Sunday, July 04, 2010

Some Thoughts on Landscape Composition

This is just a quick personal take on landscape composition to show how I would compose a scene from this view. You may find a better composition of course, but I am trying to share the thought process in the hope that it will help some readers.

Most of the time if one is standing on the spot, one would see a much wider vista than the one in the picture below of course. The temptation is to paint it all. We are captured by the vastness of nature and our first instinct is to document the beauty before us as it is. How can we improve on something that just too our breath away?

So the fact that we are looking at this limited view picture is already an edit of the vast vista that we are standing in. Some may think this is a perfect picture. And why not? It has three levels of value changes in the areal perspective and interesting angles and planes.

If we squint (Picture below) we can see clear lines that make out the outlines of the planes.
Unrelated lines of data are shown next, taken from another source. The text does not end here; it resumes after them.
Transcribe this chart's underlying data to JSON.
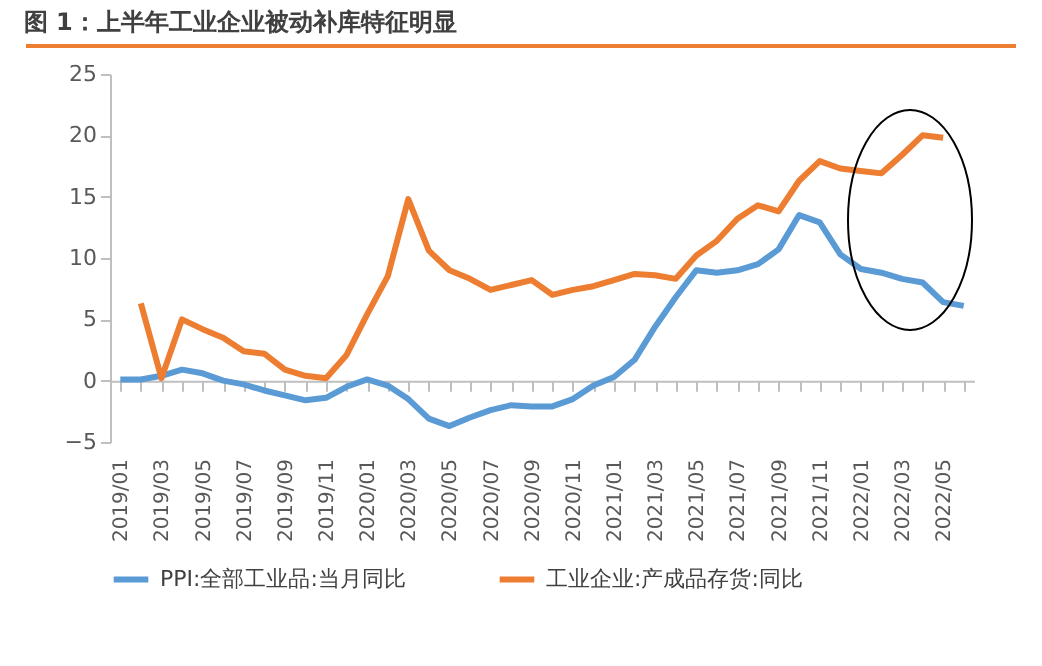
{
  "chart_data": {
    "type": "line",
    "title": "图 1：上半年工业企业被动补库特征明显",
    "categories": [
      "2019/01",
      null,
      "2019/03",
      null,
      "2019/05",
      null,
      "2019/07",
      null,
      "2019/09",
      null,
      "2019/11",
      null,
      "2020/01",
      null,
      "2020/03",
      null,
      "2020/05",
      null,
      "2020/07",
      null,
      "2020/09",
      null,
      "2020/11",
      null,
      "2021/01",
      null,
      "2021/03",
      null,
      "2021/05",
      null,
      "2021/07",
      null,
      "2021/09",
      null,
      "2021/11",
      null,
      "2022/01",
      null,
      "2022/03",
      null,
      "2022/05",
      null
    ],
    "series": [
      {
        "name": "PPI:全部工业品:当月同比",
        "color": "#5b9bd5",
        "values": [
          0.1,
          0.1,
          0.4,
          0.9,
          0.6,
          0,
          -0.3,
          -0.8,
          -1.2,
          -1.6,
          -1.4,
          -0.5,
          0.1,
          -0.4,
          -1.5,
          -3.1,
          -3.7,
          -3.0,
          -2.4,
          -2.0,
          -2.1,
          -2.1,
          -1.5,
          -0.4,
          0.3,
          1.7,
          4.4,
          6.8,
          9.0,
          8.8,
          9.0,
          9.5,
          10.7,
          13.5,
          12.9,
          10.3,
          9.1,
          8.8,
          8.3,
          8.0,
          6.4,
          6.1
        ]
      },
      {
        "name": "工业企业:产成品存货:同比",
        "color": "#ed7d31",
        "values": [
          null,
          6.3,
          0.2,
          5.0,
          4.2,
          3.5,
          2.4,
          2.2,
          0.9,
          0.4,
          0.2,
          2.1,
          5.4,
          8.5,
          14.8,
          10.6,
          9.0,
          8.3,
          7.4,
          7.8,
          8.2,
          7.0,
          7.4,
          7.7,
          8.2,
          8.7,
          8.6,
          8.3,
          10.2,
          11.4,
          13.2,
          14.3,
          13.8,
          16.3,
          17.9,
          17.3,
          17.1,
          16.9,
          18.4,
          20.0,
          19.8,
          null
        ]
      }
    ],
    "ylim": [
      -5,
      25
    ],
    "yticks": [
      -5,
      0,
      5,
      10,
      15,
      20,
      25
    ],
    "legend": "bottom"
  }
}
They look majestic!
But if we look closely, there are some traps in the scene that some painters will only recognize once they are too far into the painting process and perhaps too late to correct and work their way out of them.
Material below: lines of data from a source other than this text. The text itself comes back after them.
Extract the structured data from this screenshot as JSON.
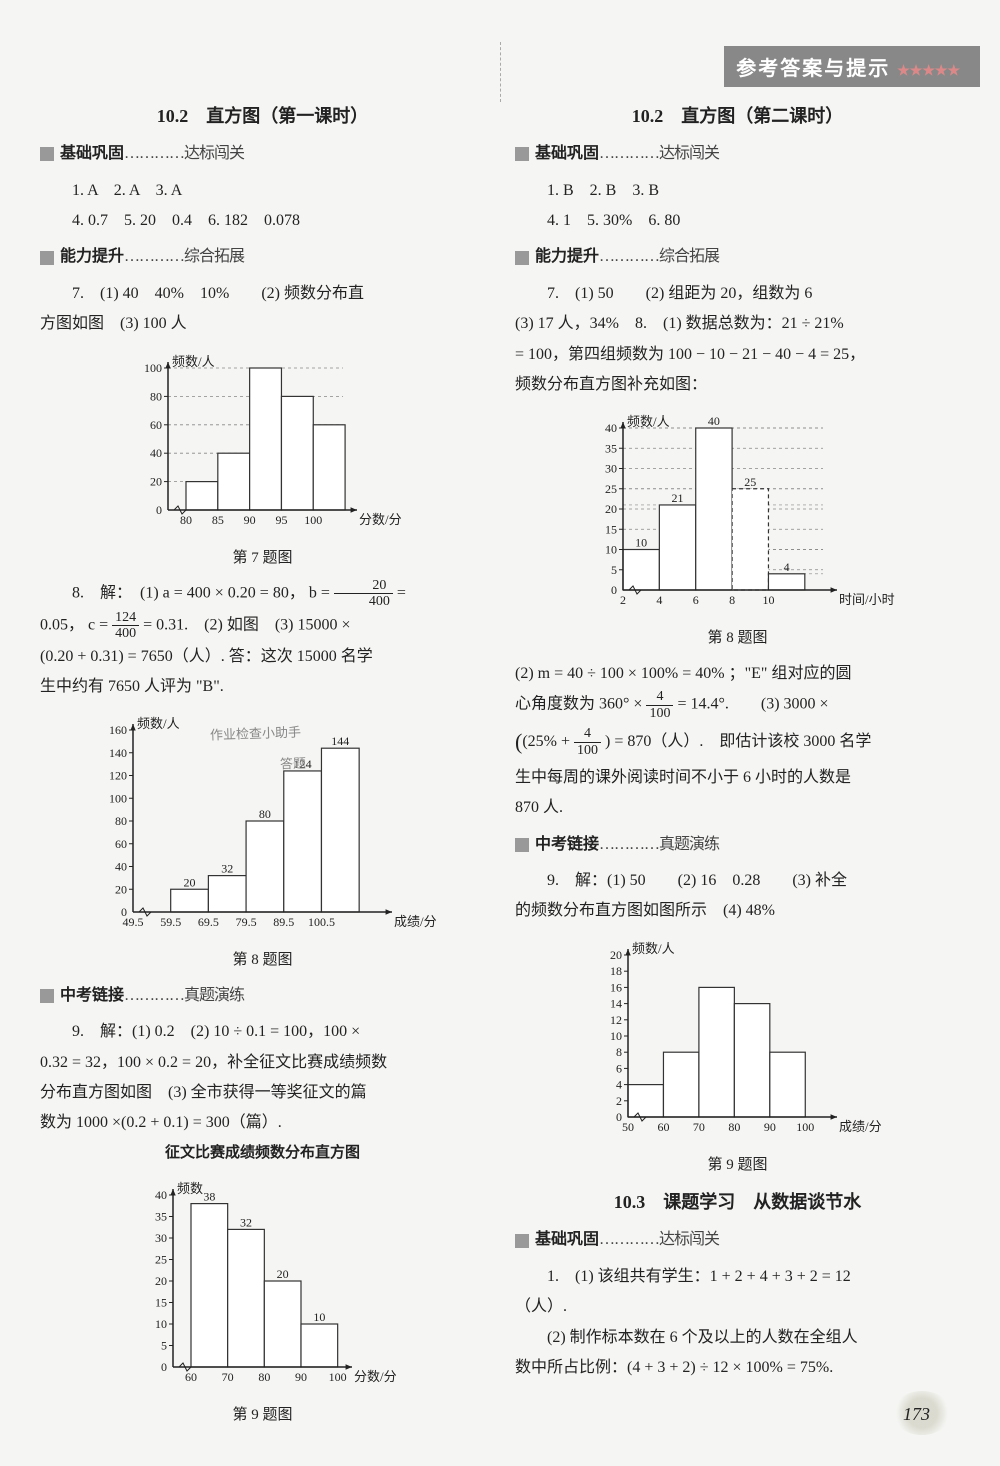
{
  "header": {
    "title": "参考答案与提示",
    "stars": "★★★★★"
  },
  "page_number": "173",
  "left": {
    "lesson_title": "10.2　直方图（第一课时）",
    "sec_basic": {
      "bold": "基础巩固",
      "tail": "…………达标闯关"
    },
    "basic_line1": "1. A　2. A　3. A",
    "basic_line2": "4. 0.7　5. 20　0.4　6. 182　0.078",
    "sec_ability": {
      "bold": "能力提升",
      "tail": "…………综合拓展"
    },
    "q7_line1": "7.　(1) 40　40%　10%　　(2) 频数分布直",
    "q7_line2": "方图如图　(3) 100 人",
    "chart7": {
      "type": "bar",
      "ylabel": "频数/人",
      "xlabel": "分数/分",
      "caption": "第 7 题图",
      "yticks": [
        0,
        20,
        40,
        60,
        80,
        100
      ],
      "xticks": [
        "80",
        "85",
        "90",
        "95",
        "100"
      ],
      "values": [
        20,
        40,
        100,
        80,
        60
      ],
      "bar_color": "#ffffff",
      "bar_stroke": "#333333",
      "axis_color": "#222222",
      "grid_dash": "3,3"
    },
    "q8_pre": "8.　解：　(1)  a = 400 × 0.20 = 80，  b = ",
    "q8_frac1": {
      "num": "20",
      "den": "400"
    },
    "q8_line2a": "0.05， c = ",
    "q8_frac2": {
      "num": "124",
      "den": "400"
    },
    "q8_line2b": " = 0.31.　(2) 如图　(3) 15000 ×",
    "q8_line3": "(0.20 + 0.31) = 7650（人）. 答：这次 15000 名学",
    "q8_line4": "生中约有 7650 人评为 \"B\".",
    "watermark1": "作业检查小助手",
    "watermark2": "答题",
    "chart8": {
      "type": "bar",
      "ylabel": "频数/人",
      "xlabel": "成绩/分",
      "caption": "第 8 题图",
      "yticks": [
        0,
        20,
        40,
        60,
        80,
        100,
        120,
        140,
        160
      ],
      "xticks": [
        "49.5",
        "59.5",
        "69.5",
        "79.5",
        "89.5",
        "100.5"
      ],
      "values": [
        0,
        20,
        32,
        80,
        124,
        144
      ],
      "bar_labels": [
        "",
        "20",
        "32",
        "80",
        "124",
        "144"
      ],
      "bar_color": "#ffffff",
      "bar_stroke": "#333333",
      "axis_color": "#222222"
    },
    "sec_zhongkao": {
      "bold": "中考链接",
      "tail": "…………真题演练"
    },
    "q9_line1": "9.　解：(1) 0.2　(2) 10 ÷ 0.1 = 100，100 ×",
    "q9_line2": "0.32 = 32，100 × 0.2 = 20，补全征文比赛成绩频数",
    "q9_line3": "分布直方图如图　(3) 全市获得一等奖征文的篇",
    "q9_line4": "数为 1000 ×(0.2 + 0.1) = 300（篇）.",
    "chart9_title": "征文比赛成绩频数分布直方图",
    "chart9": {
      "type": "bar",
      "ylabel": "频数",
      "xlabel": "分数/分",
      "caption": "第 9 题图",
      "yticks": [
        0,
        5,
        10,
        15,
        20,
        25,
        30,
        35,
        40
      ],
      "xticks": [
        "60",
        "70",
        "80",
        "90",
        "100"
      ],
      "values": [
        38,
        32,
        20,
        10
      ],
      "bar_labels": [
        "38",
        "32",
        "20",
        "10"
      ],
      "bar_color": "#ffffff",
      "bar_stroke": "#333333",
      "axis_color": "#222222"
    }
  },
  "right": {
    "lesson_title": "10.2　直方图（第二课时）",
    "sec_basic": {
      "bold": "基础巩固",
      "tail": "…………达标闯关"
    },
    "basic_line1": "1. B　2. B　3. B",
    "basic_line2": "4. 1　5. 30%　6. 80",
    "sec_ability": {
      "bold": "能力提升",
      "tail": "…………综合拓展"
    },
    "q7_line1": "7.　(1) 50　　(2) 组距为 20，组数为 6",
    "q7_line2": "(3) 17 人，34%　8.　(1) 数据总数为：21 ÷ 21%",
    "q7_line3": "= 100，第四组频数为 100 − 10 − 21 − 40 − 4 = 25，",
    "q7_line4": "频数分布直方图补充如图：",
    "chart8": {
      "type": "bar",
      "ylabel": "频数/人",
      "xlabel": "时间/小时",
      "caption": "第 8 题图",
      "yticks": [
        0,
        5,
        10,
        15,
        20,
        25,
        30,
        35,
        40
      ],
      "xticks": [
        "2",
        "4",
        "6",
        "8",
        "10"
      ],
      "values": [
        10,
        21,
        40,
        25,
        4
      ],
      "bar_labels": [
        "10",
        "21",
        "40",
        "25",
        "4"
      ],
      "dashed_bar_index": 3,
      "bar_color": "#ffffff",
      "bar_stroke": "#333333",
      "axis_color": "#222222",
      "grid_dash": "3,3"
    },
    "q8_line1a": "(2)  m = 40 ÷ 100 × 100% = 40% ；\"E\" 组对应的圆",
    "q8_line2a": "心角度数为 360° × ",
    "q8_frac1": {
      "num": "4",
      "den": "100"
    },
    "q8_line2b": " = 14.4°.　　(3) 3000 ×",
    "q8_line3a": "(25% + ",
    "q8_frac2": {
      "num": "4",
      "den": "100"
    },
    "q8_line3b": ") = 870（人）.　即估计该校 3000 名学",
    "q8_line4": "生中每周的课外阅读时间不小于 6 小时的人数是",
    "q8_line5": "870 人.",
    "sec_zhongkao": {
      "bold": "中考链接",
      "tail": "…………真题演练"
    },
    "q9_line1": "9.　解：(1) 50　　(2) 16　0.28　　(3) 补全",
    "q9_line2": "的频数分布直方图如图所示　(4) 48%",
    "chart9": {
      "type": "bar",
      "ylabel": "频数/人",
      "xlabel": "成绩/分",
      "caption": "第 9 题图",
      "yticks": [
        0,
        2,
        4,
        6,
        8,
        10,
        12,
        14,
        16,
        18,
        20
      ],
      "xticks": [
        "50",
        "60",
        "70",
        "80",
        "90",
        "100"
      ],
      "values": [
        4,
        8,
        16,
        14,
        8
      ],
      "bar_color": "#ffffff",
      "bar_stroke": "#333333",
      "axis_color": "#222222"
    },
    "lesson_title_103": "10.3　课题学习　从数据谈节水",
    "sec_basic_103": {
      "bold": "基础巩固",
      "tail": "…………达标闯关"
    },
    "q1_line1": "1.　(1) 该组共有学生：1 + 2 + 4 + 3 + 2 = 12",
    "q1_line2": "（人）.",
    "q1_line3": "(2) 制作标本数在 6 个及以上的人数在全组人",
    "q1_line4": "数中所占比例：(4 + 3 + 2) ÷ 12 × 100% = 75%."
  }
}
Here I have simplified the planes and set them in a gray scale. Something that you can do in the field using pencil and paper. Can you see the problems?
No? Well let's go over them in the picture below:

Parallel Lines
Escape highways
Symmetrical slopes
Resting spots too close
Almost equal height towers

Moreover, away from the sloping lines and the resting spots, there is little that is of any interest to us. What if we were to narrow our view to the area below?
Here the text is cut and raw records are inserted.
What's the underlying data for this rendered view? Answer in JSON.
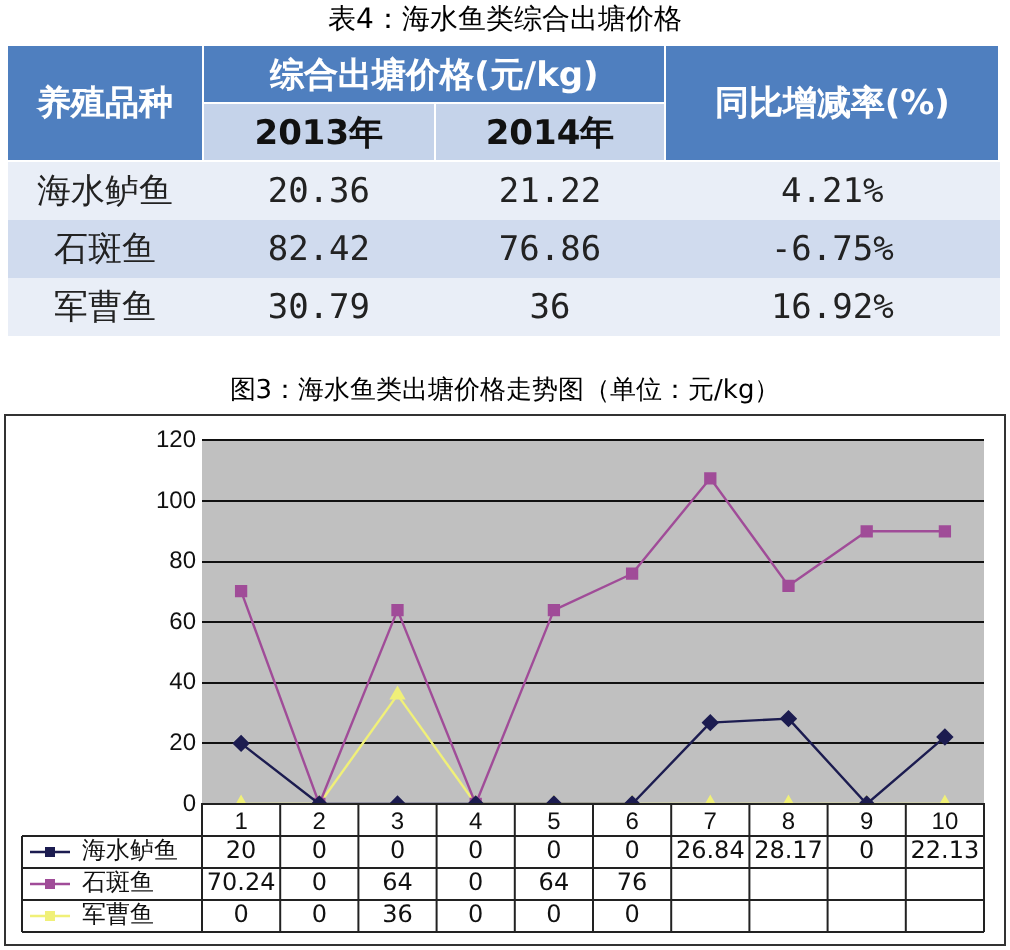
{
  "chart_data": [
    {
      "type": "other",
      "title": "表4：海水鱼类综合出塘价格",
      "ylabel": "养殖品种",
      "xlabel": "综合出塘价格(元/kg)",
      "categories": [
        "2013年",
        "2014年",
        "同比增减率(%)"
      ],
      "y_categories": [
        "海水鲈鱼",
        "石斑鱼",
        "军曹鱼"
      ],
      "cell_labels": [
        [
          "20.36",
          "21.22",
          "4.21%"
        ],
        [
          "82.42",
          "76.86",
          "-6.75%"
        ],
        [
          "30.79",
          "36",
          "16.92%"
        ]
      ]
    },
    {
      "type": "line",
      "title": "图3：海水鱼类出塘价格走势图（单位：元/kg）",
      "categories": [
        "1",
        "2",
        "3",
        "4",
        "5",
        "6",
        "7",
        "8",
        "9",
        "10"
      ],
      "series": [
        {
          "name": "海水鲈鱼",
          "color": "#1c1c50",
          "marker": "diamond",
          "values": [
            20,
            0,
            0,
            0,
            0,
            0,
            26.84,
            28.17,
            0,
            22.13
          ],
          "value_labels": [
            "20",
            "0",
            "0",
            "0",
            "0",
            "0",
            "26.84",
            "28.17",
            "0",
            "22.13"
          ]
        },
        {
          "name": "石斑鱼",
          "color": "#a04c98",
          "marker": "square",
          "values": [
            70.24,
            0,
            64,
            0,
            64,
            76,
            107.5,
            72,
            90,
            90
          ],
          "value_labels": [
            "70.24",
            "0",
            "64",
            "0",
            "64",
            "76",
            null,
            null,
            null,
            null
          ]
        },
        {
          "name": "军曹鱼",
          "color": "#f0f078",
          "marker": "triangle",
          "values": [
            0,
            0,
            36,
            0,
            0,
            0,
            0,
            0,
            0,
            0
          ],
          "value_labels": [
            "0",
            "0",
            "36",
            "0",
            "0",
            "0",
            null,
            null,
            null,
            null
          ]
        }
      ],
      "ylim": [
        0,
        120
      ],
      "yticks": [
        0,
        20,
        40,
        60,
        80,
        100,
        120
      ],
      "grid": "y",
      "legend": "bottom"
    }
  ]
}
We still have the problem with the slopes, but we have reduced all the others.

Now let’s say we reduce the angle on the middle slope and bring up the tree line higher in the picture.
Here it is in gray scale

Let’s add some highlights

And finally let’s pull the closest tree line higher and flatten the farthest plane a bit.
For me, this is a much more successful composition than nature gave us. More powerful as a painting. What are your thoughts?


  1. Just amazing how you reduce the photo down to the basic elements. I've always been weak on composition and so I follow these tutorials closely. I can't say why, but I would have stopped on the next to the last example.

  2. Thanks Bobbie. There are no hard rules in composing a scene like this of course and if you were to stop at the next to last image you would be correct. My only take on it is that the close treeline would be below the middle distance treeline and I would rather keep things simple for the viewer who expects closer things to be larger if the same.